Generate h5ad files for embedding datatype and cellxgene browser
Generate h5ad files for embedding datatype and cellxgene browser
The h5ad files are composed of a cell by feature (e.g. gene, peak) matrix, metadata such as cluster labels for barcodes, and the embeddings (e.g., tSNE, UMAP, PCA).
R objects from seurat/bioconductor to h5ad file using Seurat conversion tools & Sceasy
$conda activate my_env
$R
>lung <- readRDS("./snRNA_lung.rds")
>library(Seurat)
>library(reticulate)
>library(sceasy)
>use_condaenv("my_env", required = TRUE)
>sceasy::convertFormat(lung,from = "seurat",to = "anndata", outFile = "snRNAlung.h5ad")
Create h5ad using matrix, metadata and embedding files using scanpy.read_mtx which will result in an anndata file (that can be written to .h5ad)
>>>import scanpy as sc
>>>import pandas as pd
>>>adata = sc.read_mtx("/home/ubuntu/matrix.mtx")
>>>adata.obs = pd.read_csv("/home/ubuntu/meta.csv")
>>>embeddings = pd.read_csv("/home/ubuntu/UMAP_coordinates.coords.csv")
>>>embeddings = embeddings.to_numpy()
>>>adata.obsm["X_umap"] = embeddings
Writing h5ad output
>>>data.write("/home/ubuntu/snatac.h5ad")
Use case
>>>import scanpy as sc
>>>import pandas as pd
Step2 - Read matrix market format
Sample matrix file
%%MatrixMarket matrix coordinate integer general % 27605 35067 61017931 1 1 1 2 1 1 3 1 1
adata = sc.read_mtx("/cmdga/RNA.matrix.mtx")
Step 3 - Read metadata
Sample metadata file is in csv format with barcode & metadata such as celltype, compartment, sample, condition, age, sex etc.
cluster_name,subject Type II muscle fibers,KSM1 Type II muscle fibers,KSM1 Type I muscle fibers,KSM1 Type II muscle fibers,KSM1
>>>adata.obs = pd.read_csv("/cmdga/metadata.csv")
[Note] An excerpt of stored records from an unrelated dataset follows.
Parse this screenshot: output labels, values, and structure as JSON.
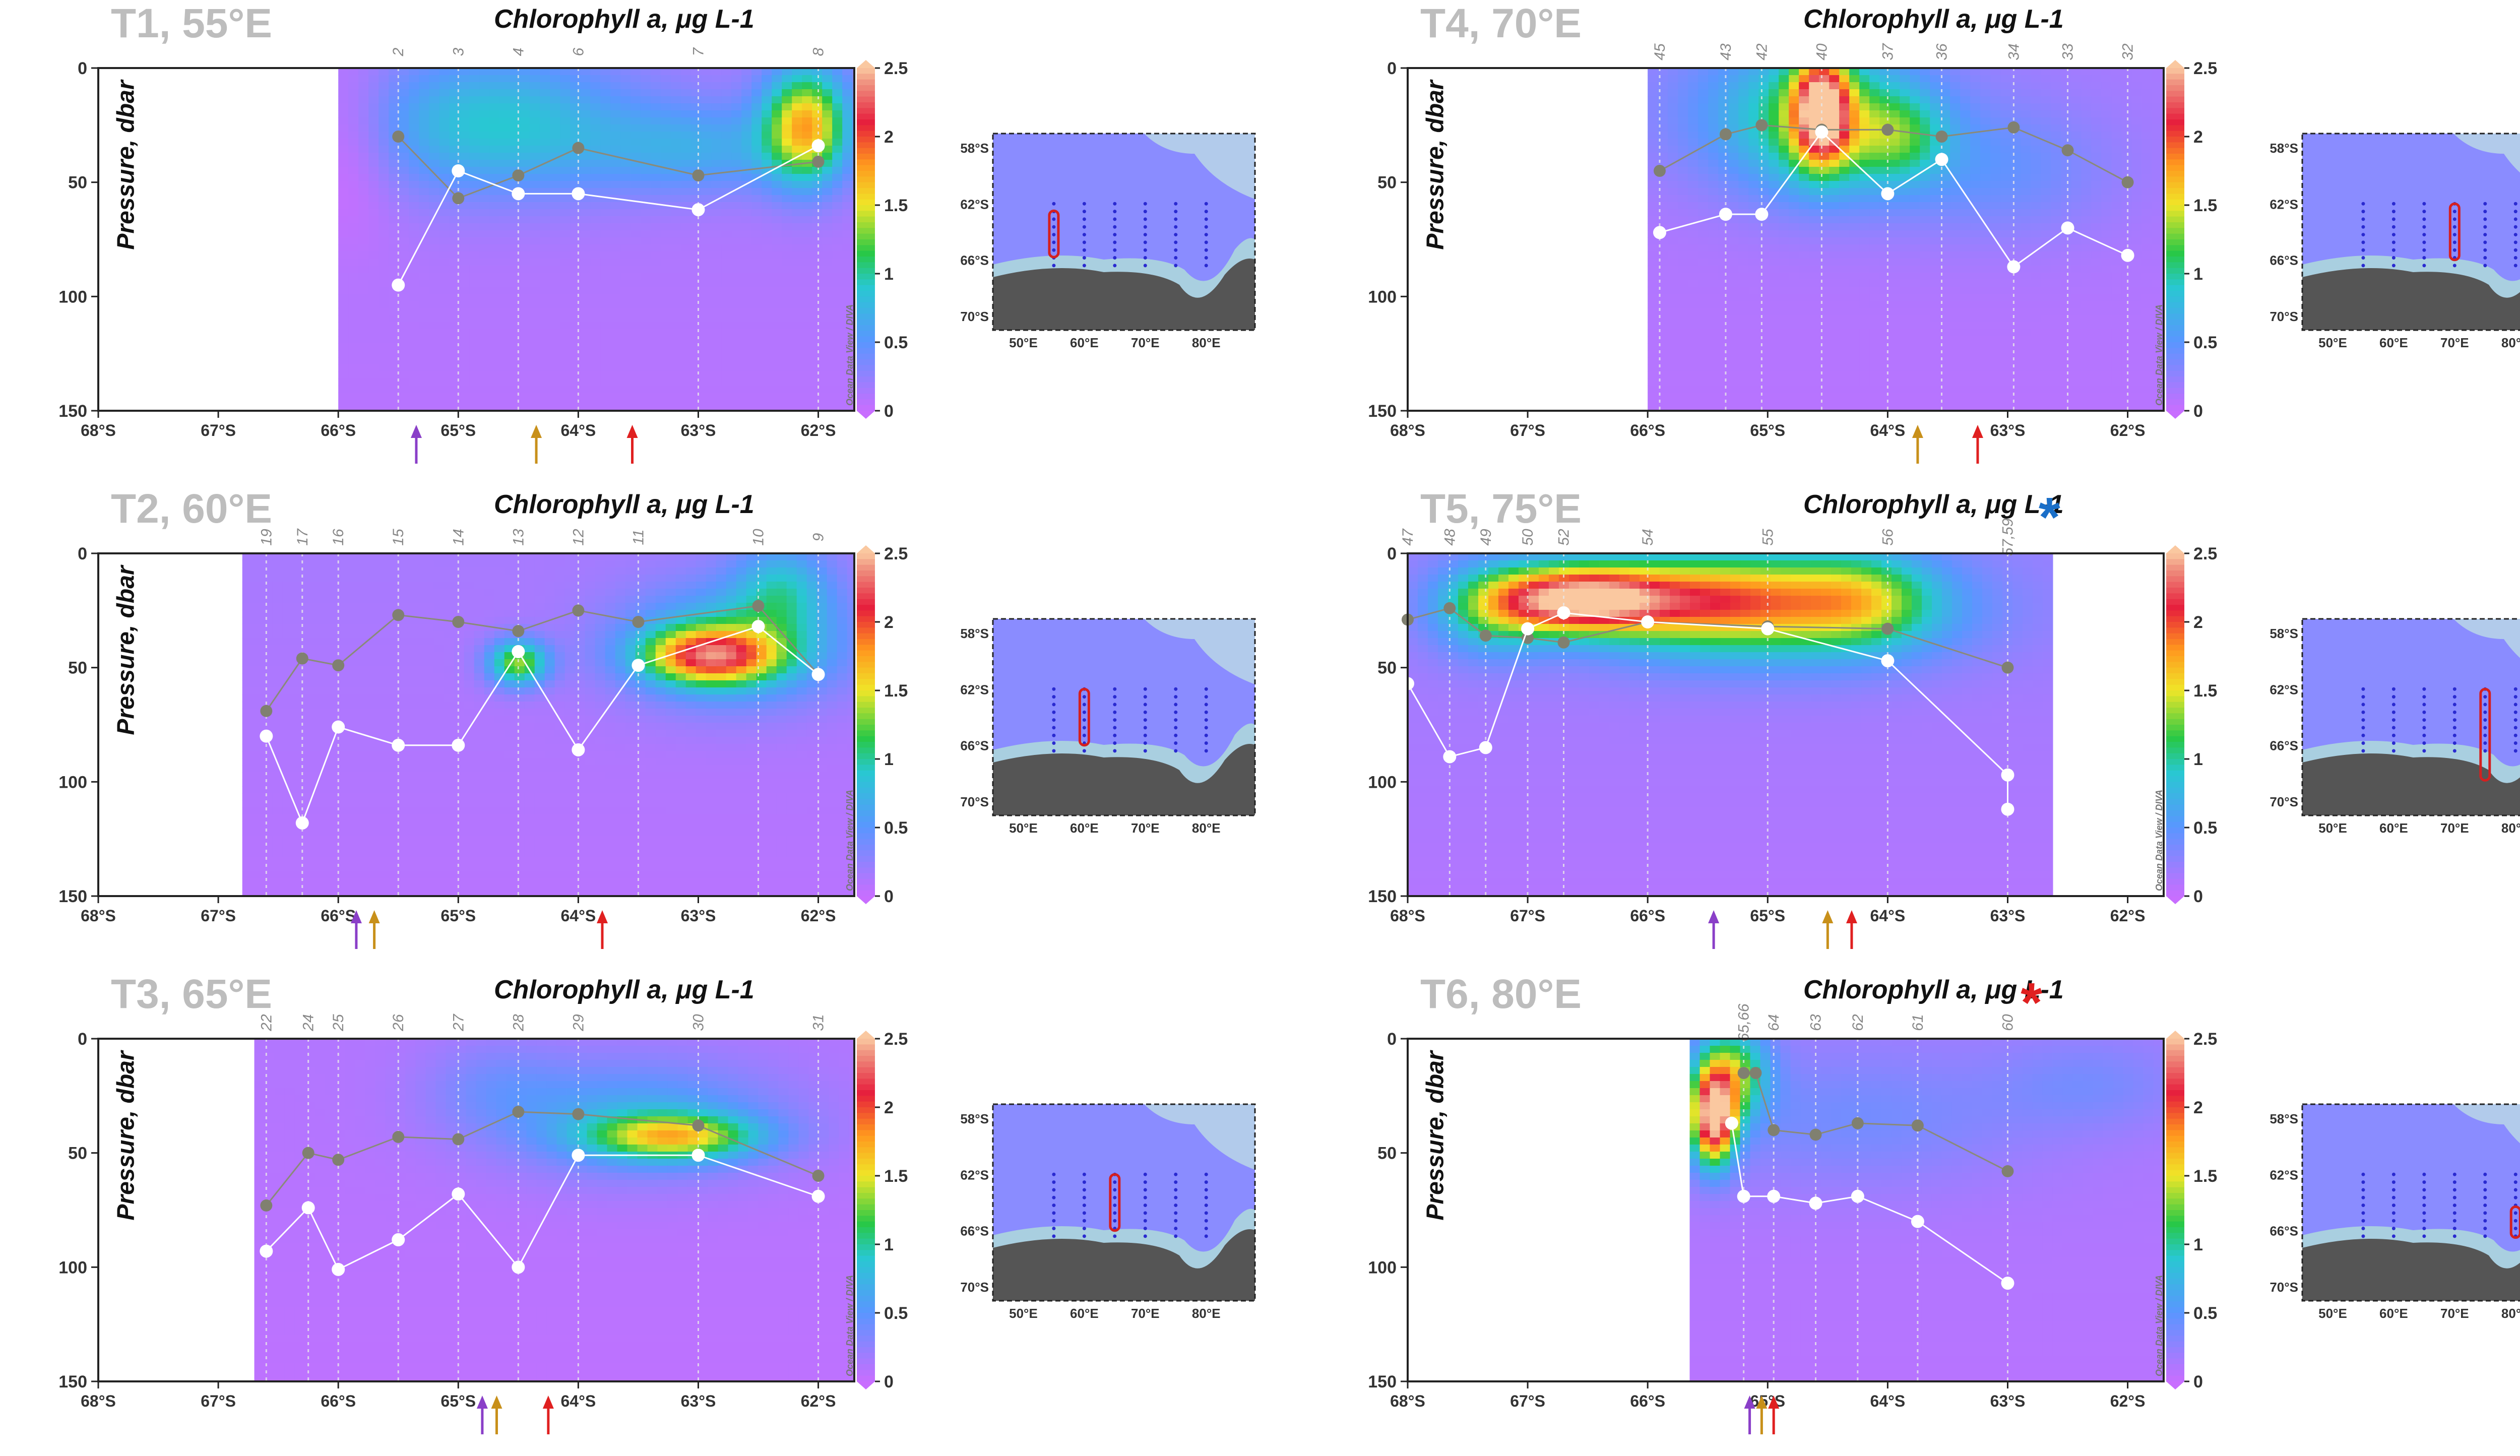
{
  "unit_label": "Chlorophyll a, μg L-1",
  "ylabel": "Pressure, dbar",
  "odv_label": "Ocean Data View / DIVA",
  "x_tick_labels": [
    "68°S",
    "67°S",
    "66°S",
    "65°S",
    "64°S",
    "63°S",
    "62°S"
  ],
  "y_tick_labels": [
    "0",
    "50",
    "100",
    "150"
  ],
  "colorbar_tick_labels": [
    "0",
    "0.5",
    "1",
    "1.5",
    "2",
    "2.5"
  ],
  "inset_lat_labels": [
    "58°S",
    "62°S",
    "66°S",
    "70°S"
  ],
  "inset_lon_labels": [
    "50°E",
    "60°E",
    "70°E",
    "80°E"
  ],
  "colors": {
    "arrow_purple": "#8a3fc8",
    "arrow_orange": "#c8901a",
    "arrow_red": "#e02020",
    "asterisk_blue": "#1a6fc8",
    "asterisk_red": "#e02020",
    "track_red": "#d42020"
  },
  "chart_data": [
    {
      "type": "heatmap",
      "title": "T1, 55°E",
      "xlim": [
        -68,
        -61.7
      ],
      "ylim": [
        150,
        0
      ],
      "clim": [
        0,
        2.5
      ],
      "data_start_lat": -66.0,
      "stations": [
        {
          "label": "2",
          "lat": -65.5
        },
        {
          "label": "3",
          "lat": -65.0
        },
        {
          "label": "4",
          "lat": -64.5
        },
        {
          "label": "6",
          "lat": -64.0
        },
        {
          "label": "7",
          "lat": -63.0
        },
        {
          "label": "8",
          "lat": -62.0
        }
      ],
      "white_line": [
        [
          -65.5,
          95
        ],
        [
          -65.0,
          45
        ],
        [
          -64.5,
          55
        ],
        [
          -64.0,
          55
        ],
        [
          -63.0,
          62
        ],
        [
          -62.0,
          34
        ]
      ],
      "grey_line": [
        [
          -65.5,
          30
        ],
        [
          -65.0,
          57
        ],
        [
          -64.5,
          47
        ],
        [
          -64.0,
          35
        ],
        [
          -63.0,
          47
        ],
        [
          -62.0,
          41
        ]
      ],
      "arrows": [
        {
          "color": "purple",
          "lat": -65.35
        },
        {
          "color": "orange",
          "lat": -64.35
        },
        {
          "color": "red",
          "lat": -63.55
        }
      ],
      "blobs": [
        {
          "lat": -62.1,
          "p": 25,
          "rlat": 0.35,
          "rp": 25,
          "v": 1.5
        },
        {
          "lat": -64.7,
          "p": 25,
          "rlat": 1.1,
          "rp": 30,
          "v": 0.75
        },
        {
          "lat": -63.0,
          "p": 35,
          "rlat": 0.9,
          "rp": 20,
          "v": 0.5
        },
        {
          "lat": -65.9,
          "p": 30,
          "rlat": 0.4,
          "rp": 40,
          "v": -0.25
        }
      ],
      "base": 0.15,
      "track_lon": 55,
      "track_lat": [
        -62.5,
        -65.8
      ]
    },
    {
      "type": "heatmap",
      "title": "T2, 60°E",
      "xlim": [
        -68,
        -61.7
      ],
      "ylim": [
        150,
        0
      ],
      "clim": [
        0,
        2.5
      ],
      "data_start_lat": -66.8,
      "stations": [
        {
          "label": "19",
          "lat": -66.6
        },
        {
          "label": "17",
          "lat": -66.3
        },
        {
          "label": "16",
          "lat": -66.0
        },
        {
          "label": "15",
          "lat": -65.5
        },
        {
          "label": "14",
          "lat": -65.0
        },
        {
          "label": "13",
          "lat": -64.5
        },
        {
          "label": "12",
          "lat": -64.0
        },
        {
          "label": "11",
          "lat": -63.5
        },
        {
          "label": "10",
          "lat": -62.5
        },
        {
          "label": "9",
          "lat": -62.0
        }
      ],
      "white_line": [
        [
          -66.6,
          80
        ],
        [
          -66.3,
          118
        ],
        [
          -66.0,
          76
        ],
        [
          -65.5,
          84
        ],
        [
          -65.0,
          84
        ],
        [
          -64.5,
          43
        ],
        [
          -64.0,
          86
        ],
        [
          -63.5,
          49
        ],
        [
          -62.5,
          32
        ],
        [
          -62.0,
          53
        ]
      ],
      "grey_line": [
        [
          -66.6,
          69
        ],
        [
          -66.3,
          46
        ],
        [
          -66.0,
          49
        ],
        [
          -65.5,
          27
        ],
        [
          -65.0,
          30
        ],
        [
          -64.5,
          34
        ],
        [
          -64.0,
          25
        ],
        [
          -63.5,
          30
        ],
        [
          -62.5,
          23
        ],
        [
          -62.0,
          53
        ]
      ],
      "arrows": [
        {
          "color": "purple",
          "lat": -65.85
        },
        {
          "color": "orange",
          "lat": -65.7
        },
        {
          "color": "red",
          "lat": -63.8
        }
      ],
      "blobs": [
        {
          "lat": -62.9,
          "p": 45,
          "rlat": 0.55,
          "rp": 12,
          "v": 1.55
        },
        {
          "lat": -62.7,
          "p": 40,
          "rlat": 0.9,
          "rp": 25,
          "v": 0.8
        },
        {
          "lat": -64.5,
          "p": 48,
          "rlat": 0.25,
          "rp": 10,
          "v": 1.2
        },
        {
          "lat": -62.3,
          "p": 15,
          "rlat": 0.4,
          "rp": 20,
          "v": 0.6
        }
      ],
      "base": 0.15,
      "track_lon": 60,
      "track_lat": [
        -62.0,
        -66.0
      ]
    },
    {
      "type": "heatmap",
      "title": "T3, 65°E",
      "xlim": [
        -68,
        -61.7
      ],
      "ylim": [
        150,
        0
      ],
      "clim": [
        0,
        2.5
      ],
      "data_start_lat": -66.7,
      "stations": [
        {
          "label": "22",
          "lat": -66.6
        },
        {
          "label": "24",
          "lat": -66.25
        },
        {
          "label": "25",
          "lat": -66.0
        },
        {
          "label": "26",
          "lat": -65.5
        },
        {
          "label": "27",
          "lat": -65.0
        },
        {
          "label": "28",
          "lat": -64.5
        },
        {
          "label": "29",
          "lat": -64.0
        },
        {
          "label": "30",
          "lat": -63.0
        },
        {
          "label": "31",
          "lat": -62.0
        }
      ],
      "white_line": [
        [
          -66.6,
          93
        ],
        [
          -66.25,
          74
        ],
        [
          -66.0,
          101
        ],
        [
          -65.5,
          88
        ],
        [
          -65.0,
          68
        ],
        [
          -64.5,
          100
        ],
        [
          -64.0,
          51
        ],
        [
          -63.0,
          51
        ],
        [
          -62.0,
          69
        ]
      ],
      "grey_line": [
        [
          -66.6,
          73
        ],
        [
          -66.25,
          50
        ],
        [
          -66.0,
          53
        ],
        [
          -65.5,
          43
        ],
        [
          -65.0,
          44
        ],
        [
          -64.5,
          32
        ],
        [
          -64.0,
          33
        ],
        [
          -63.0,
          38
        ],
        [
          -62.0,
          60
        ]
      ],
      "arrows": [
        {
          "color": "purple",
          "lat": -64.8
        },
        {
          "color": "orange",
          "lat": -64.68
        },
        {
          "color": "red",
          "lat": -64.25
        }
      ],
      "blobs": [
        {
          "lat": -63.2,
          "p": 43,
          "rlat": 0.7,
          "rp": 10,
          "v": 1.2
        },
        {
          "lat": -63.5,
          "p": 35,
          "rlat": 1.2,
          "rp": 25,
          "v": 0.55
        },
        {
          "lat": -64.7,
          "p": 20,
          "rlat": 0.6,
          "rp": 20,
          "v": 0.2
        }
      ],
      "base": 0.1,
      "track_lon": 65,
      "track_lat": [
        -62.0,
        -66.0
      ]
    },
    {
      "type": "heatmap",
      "title": "T4, 70°E",
      "xlim": [
        -68,
        -61.7
      ],
      "ylim": [
        150,
        0
      ],
      "clim": [
        0,
        2.5
      ],
      "data_start_lat": -66.0,
      "stations": [
        {
          "label": "45",
          "lat": -65.9
        },
        {
          "label": "43",
          "lat": -65.35
        },
        {
          "label": "42",
          "lat": -65.05
        },
        {
          "label": "40",
          "lat": -64.55
        },
        {
          "label": "37",
          "lat": -64.0
        },
        {
          "label": "36",
          "lat": -63.55
        },
        {
          "label": "34",
          "lat": -62.95
        },
        {
          "label": "33",
          "lat": -62.5
        },
        {
          "label": "32",
          "lat": -62.0
        }
      ],
      "white_line": [
        [
          -65.9,
          72
        ],
        [
          -65.35,
          64
        ],
        [
          -65.05,
          64
        ],
        [
          -64.55,
          28
        ],
        [
          -64.0,
          55
        ],
        [
          -63.55,
          40
        ],
        [
          -62.95,
          87
        ],
        [
          -62.5,
          70
        ],
        [
          -62.0,
          82
        ]
      ],
      "grey_line": [
        [
          -65.9,
          45
        ],
        [
          -65.35,
          29
        ],
        [
          -65.05,
          25
        ],
        [
          -64.55,
          27
        ],
        [
          -64.0,
          27
        ],
        [
          -63.55,
          30
        ],
        [
          -62.95,
          26
        ],
        [
          -62.5,
          36
        ],
        [
          -62.0,
          50
        ]
      ],
      "arrows": [
        {
          "color": "orange",
          "lat": -63.75
        },
        {
          "color": "red",
          "lat": -63.25
        }
      ],
      "blobs": [
        {
          "lat": -64.55,
          "p": 18,
          "rlat": 0.22,
          "rp": 22,
          "v": 1.9
        },
        {
          "lat": -64.55,
          "p": 25,
          "rlat": 0.6,
          "rp": 30,
          "v": 0.6
        },
        {
          "lat": -64.7,
          "p": 20,
          "rlat": 1.1,
          "rp": 35,
          "v": 0.6
        },
        {
          "lat": -63.1,
          "p": 45,
          "rlat": 1.0,
          "rp": 30,
          "v": 0.3
        },
        {
          "lat": -63.9,
          "p": 30,
          "rlat": 0.4,
          "rp": 20,
          "v": 0.6
        }
      ],
      "base": 0.15,
      "track_lon": 70,
      "track_lat": [
        -62.0,
        -66.0
      ]
    },
    {
      "type": "heatmap",
      "title": "T5, 75°E",
      "xlim": [
        -68,
        -61.7
      ],
      "ylim": [
        150,
        0
      ],
      "clim": [
        0,
        2.5
      ],
      "data_start_lat": -68.0,
      "data_end_lat": -62.7,
      "stations": [
        {
          "label": "47",
          "lat": -68.0
        },
        {
          "label": "48",
          "lat": -67.65
        },
        {
          "label": "49",
          "lat": -67.35
        },
        {
          "label": "50",
          "lat": -67.0
        },
        {
          "label": "52",
          "lat": -66.7
        },
        {
          "label": "54",
          "lat": -66.0
        },
        {
          "label": "55",
          "lat": -65.0
        },
        {
          "label": "56",
          "lat": -64.0
        },
        {
          "label": "57,59",
          "lat": -63.0
        }
      ],
      "white_line": [
        [
          -68.0,
          57
        ],
        [
          -67.65,
          89
        ],
        [
          -67.35,
          85
        ],
        [
          -67.0,
          33
        ],
        [
          -66.7,
          26
        ],
        [
          -66.0,
          30
        ],
        [
          -65.0,
          33
        ],
        [
          -64.0,
          47
        ],
        [
          -63.0,
          97
        ],
        [
          -63.0,
          112
        ]
      ],
      "grey_line": [
        [
          -68.0,
          29
        ],
        [
          -67.65,
          24
        ],
        [
          -67.35,
          36
        ],
        [
          -67.0,
          37
        ],
        [
          -66.7,
          39
        ],
        [
          -66.0,
          30
        ],
        [
          -65.0,
          32
        ],
        [
          -64.0,
          33
        ],
        [
          -63.0,
          50
        ]
      ],
      "arrows": [
        {
          "color": "purple",
          "lat": -65.45
        },
        {
          "color": "orange",
          "lat": -64.5
        },
        {
          "color": "red",
          "lat": -64.3
        }
      ],
      "asterisk": {
        "color": "blue",
        "lat": -62.7
      },
      "blobs": [
        {
          "lat": -66.6,
          "p": 20,
          "rlat": 0.7,
          "rp": 14,
          "v": 2.0
        },
        {
          "lat": -65.5,
          "p": 20,
          "rlat": 1.0,
          "rp": 18,
          "v": 1.0
        },
        {
          "lat": -65.0,
          "p": 25,
          "rlat": 1.5,
          "rp": 25,
          "v": 0.9
        },
        {
          "lat": -64.2,
          "p": 20,
          "rlat": 0.6,
          "rp": 20,
          "v": 0.7
        },
        {
          "lat": -67.3,
          "p": 25,
          "rlat": 0.5,
          "rp": 20,
          "v": 0.7
        }
      ],
      "base": 0.2,
      "track_lon": 75,
      "track_lat": [
        -62.0,
        -68.5
      ]
    },
    {
      "type": "heatmap",
      "title": "T6, 80°E",
      "xlim": [
        -68,
        -61.7
      ],
      "ylim": [
        150,
        0
      ],
      "clim": [
        0,
        2.5
      ],
      "data_start_lat": -65.65,
      "stations": [
        {
          "label": "65,66",
          "lat": -65.2
        },
        {
          "label": "64",
          "lat": -64.95
        },
        {
          "label": "63",
          "lat": -64.6
        },
        {
          "label": "62",
          "lat": -64.25
        },
        {
          "label": "61",
          "lat": -63.75
        },
        {
          "label": "60",
          "lat": -63.0
        }
      ],
      "white_line": [
        [
          -65.3,
          37
        ],
        [
          -65.2,
          69
        ],
        [
          -64.95,
          69
        ],
        [
          -64.6,
          72
        ],
        [
          -64.25,
          69
        ],
        [
          -63.75,
          80
        ],
        [
          -63.0,
          107
        ]
      ],
      "grey_line": [
        [
          -65.2,
          15
        ],
        [
          -65.1,
          15
        ],
        [
          -64.95,
          40
        ],
        [
          -64.6,
          42
        ],
        [
          -64.25,
          37
        ],
        [
          -63.75,
          38
        ],
        [
          -63.0,
          58
        ]
      ],
      "arrows": [
        {
          "color": "purple",
          "lat": -65.15
        },
        {
          "color": "orange",
          "lat": -65.05
        },
        {
          "color": "red",
          "lat": -64.95
        }
      ],
      "asterisk": {
        "color": "red",
        "lat": -62.85
      },
      "blobs": [
        {
          "lat": -65.45,
          "p": 35,
          "rlat": 0.18,
          "rp": 20,
          "v": 2.3
        },
        {
          "lat": -65.3,
          "p": 15,
          "rlat": 0.3,
          "rp": 20,
          "v": 1.1
        },
        {
          "lat": -64.3,
          "p": 35,
          "rlat": 1.5,
          "rp": 30,
          "v": 0.25
        },
        {
          "lat": -62.3,
          "p": 20,
          "rlat": 0.8,
          "rp": 20,
          "v": 0.2
        }
      ],
      "base": 0.15,
      "track_lon": 80,
      "track_lat": [
        -64.3,
        -66.5
      ]
    }
  ]
}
Step 4 - Read embedding file
dim1,dim2 1.06232331651473,-2.53162407670363 4.03972034114623,-6.998375175336442 0.684326096952196,7.868162395616928 0.6370403315427271,-4.30017423425063 -7.71711511951661,4.6345155259575
>>>embeddings = pd.read_csv("/cmdga/RNA.umap.csv")
>>>embeddings = embeddings.to_numpy()
>>>adata.obsm["X_umap"] = embeddings
Step 6 Writing h5ad output
>>>data.write("/cmdga/snrna_muscle.h5ad)
Visualization of h5ad files on cellxgene browser
Data structure: anndata fields used for visualization
Expression data
Gene expression values are pulled from anndata.X
. These feed into the histograms, scatterplot, colorscale, and differential expression calculations.
Metadata
Categorical (e.g., cluster labels) and continuous (e.g., pseudotime) metadata are pulled from anndata.obs
. Any column added here will be available for visualization in cellxgene.
Embeddings
cellxgene looks for embeddings (e.g., tSNE, UMAP, PCA, spatial coordinates) in anndata.obsm
. These fields must follow the scanpy convention of starting with X_
, e.g., anndata.obsm['X_umap']
. If an embedding has more than two components, the first two will be used for visualization.